There are different explanations behind the evolution of the term Chikankari. As per one version, the word Chikankari has been derived from a Persian word Chakin or Chakeen, which means creating delicate patterns on a fabric. According to others, it may be a distorted version of Chikeen or Siquin, a coin valuing Rs 4 for which the work was sold. Yet another explanation ascribes the term to the East Bengal language, in which Chikan meant fine.

History of Chikankari:
We find references to Indian Chikan work as early as the 3rd century BC. Megasthenes, a Greek traveler, has mentioned the use of flowered muslins by Indians. There are different versions as to the origin of Chikankari embroidery work in India. It is said that a traveler, who was passing through a village in Lucknow, stopped and requested a poor peasant for water. Delighted at the hospitality of the peasant, the traveler taught him the art of Chikankari, which would ensure that he would never remain hungry in life. Lucknow city is the most renowned place for Chikankari work. Another explanation credits Noorjahan, the queen of Emperor Jahangir, with the introduction of the Chikankari embroidery work in India.

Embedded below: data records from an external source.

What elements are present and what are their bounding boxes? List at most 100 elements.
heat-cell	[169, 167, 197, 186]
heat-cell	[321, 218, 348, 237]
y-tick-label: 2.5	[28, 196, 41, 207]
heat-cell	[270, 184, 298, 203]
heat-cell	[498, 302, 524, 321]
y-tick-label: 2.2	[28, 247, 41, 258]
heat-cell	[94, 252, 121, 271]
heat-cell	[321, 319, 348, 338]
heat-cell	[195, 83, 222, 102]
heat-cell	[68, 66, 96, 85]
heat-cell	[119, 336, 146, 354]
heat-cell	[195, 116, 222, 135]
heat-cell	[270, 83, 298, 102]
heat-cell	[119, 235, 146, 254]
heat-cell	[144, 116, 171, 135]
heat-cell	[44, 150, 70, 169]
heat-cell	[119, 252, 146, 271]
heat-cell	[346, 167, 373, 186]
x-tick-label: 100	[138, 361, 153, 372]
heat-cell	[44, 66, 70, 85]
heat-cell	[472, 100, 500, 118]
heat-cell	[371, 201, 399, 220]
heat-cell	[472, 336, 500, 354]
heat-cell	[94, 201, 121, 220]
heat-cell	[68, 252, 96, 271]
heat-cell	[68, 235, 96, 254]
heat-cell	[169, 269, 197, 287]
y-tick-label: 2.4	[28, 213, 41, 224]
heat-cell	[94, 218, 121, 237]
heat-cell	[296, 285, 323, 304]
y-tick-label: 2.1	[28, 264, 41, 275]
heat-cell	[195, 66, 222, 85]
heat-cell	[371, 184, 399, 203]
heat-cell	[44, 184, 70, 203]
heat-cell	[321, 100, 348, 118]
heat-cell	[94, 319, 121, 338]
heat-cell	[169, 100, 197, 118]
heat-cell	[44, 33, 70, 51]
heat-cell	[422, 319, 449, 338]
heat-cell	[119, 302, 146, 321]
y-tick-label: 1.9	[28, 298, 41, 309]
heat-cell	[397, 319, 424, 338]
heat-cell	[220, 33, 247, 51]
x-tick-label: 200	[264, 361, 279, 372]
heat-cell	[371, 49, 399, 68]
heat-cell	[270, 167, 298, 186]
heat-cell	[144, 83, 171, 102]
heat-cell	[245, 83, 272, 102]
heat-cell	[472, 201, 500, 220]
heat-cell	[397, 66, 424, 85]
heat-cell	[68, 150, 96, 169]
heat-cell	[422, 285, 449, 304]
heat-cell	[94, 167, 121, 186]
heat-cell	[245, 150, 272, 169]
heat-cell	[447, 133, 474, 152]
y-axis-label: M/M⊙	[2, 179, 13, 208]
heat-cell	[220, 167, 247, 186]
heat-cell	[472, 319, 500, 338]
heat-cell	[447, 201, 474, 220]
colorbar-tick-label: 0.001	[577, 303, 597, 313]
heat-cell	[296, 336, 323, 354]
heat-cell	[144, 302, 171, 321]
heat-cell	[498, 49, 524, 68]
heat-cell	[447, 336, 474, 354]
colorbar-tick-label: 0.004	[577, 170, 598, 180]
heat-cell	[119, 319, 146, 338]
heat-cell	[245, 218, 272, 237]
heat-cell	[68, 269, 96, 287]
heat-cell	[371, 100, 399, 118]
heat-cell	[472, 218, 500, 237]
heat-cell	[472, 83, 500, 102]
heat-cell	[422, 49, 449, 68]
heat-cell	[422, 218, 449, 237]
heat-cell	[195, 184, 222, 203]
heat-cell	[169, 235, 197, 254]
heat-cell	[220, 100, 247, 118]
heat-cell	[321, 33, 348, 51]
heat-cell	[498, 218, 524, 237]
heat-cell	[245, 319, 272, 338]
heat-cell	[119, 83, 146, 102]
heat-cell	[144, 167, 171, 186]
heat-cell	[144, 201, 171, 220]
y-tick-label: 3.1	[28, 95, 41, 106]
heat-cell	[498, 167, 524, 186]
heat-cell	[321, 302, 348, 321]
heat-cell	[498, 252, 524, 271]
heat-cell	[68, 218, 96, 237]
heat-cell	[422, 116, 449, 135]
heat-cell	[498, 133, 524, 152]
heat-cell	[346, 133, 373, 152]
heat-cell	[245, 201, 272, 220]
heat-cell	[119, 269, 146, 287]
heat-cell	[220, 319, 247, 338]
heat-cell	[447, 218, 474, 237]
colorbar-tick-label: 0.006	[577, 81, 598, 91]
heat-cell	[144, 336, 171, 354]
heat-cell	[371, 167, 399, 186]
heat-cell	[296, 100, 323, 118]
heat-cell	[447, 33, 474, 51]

Method of Chikankari Embroidery Work:
The stitches used in Chikan Kari work of Lucknow are basically of three categories, namely

  • Flat Stitches (Subtle stitches that remain close to the fabric)
  • Embossed Stitches (they give a grainy appearance)
  • Jali Work (Created by thread tension, it gives a delicate net effect)

Indian Chikan work basically consists of a number of processes, namely cutting, stitching, printing, embroidery, washing and finishing. Cutting and stitching are done by the same person. Then, printing is undertaken with wooden blocks dipped in dye. After this, embroidery is done, usually by women. The last step in the Chikankari embroidery work is washing and finishing, which may take from 10 to 12 days and involves bleaching, acid treatment, stiffening and ironing. The most common motif used in Chikan Kari work of Lucknow is that of creepers. Floral motifs, which are used either throughout the garment or in corners, include jasmine, rose, flowering stems, lotus, etc.


Watch Women Stiching Chikankari Embroidery:


Chikankari Today:

Chikankari that has been the delicate and traditional embroidery practiced in Lucknow and its environs today in Indian Fashion arena has come a long way. Though this living craft tradition has remained rooted in the city of origin, it has undergone tremendous change in terms of color and textile and innovative use of zardozi, crystals and so on.It is no more confined to traditional Salwaar Kameez, Kurta Pajama and Sarees, but is a delight to wear and watch in almost all kinds of western wear like funky tops, designer kurtas, enticing skirts, etc.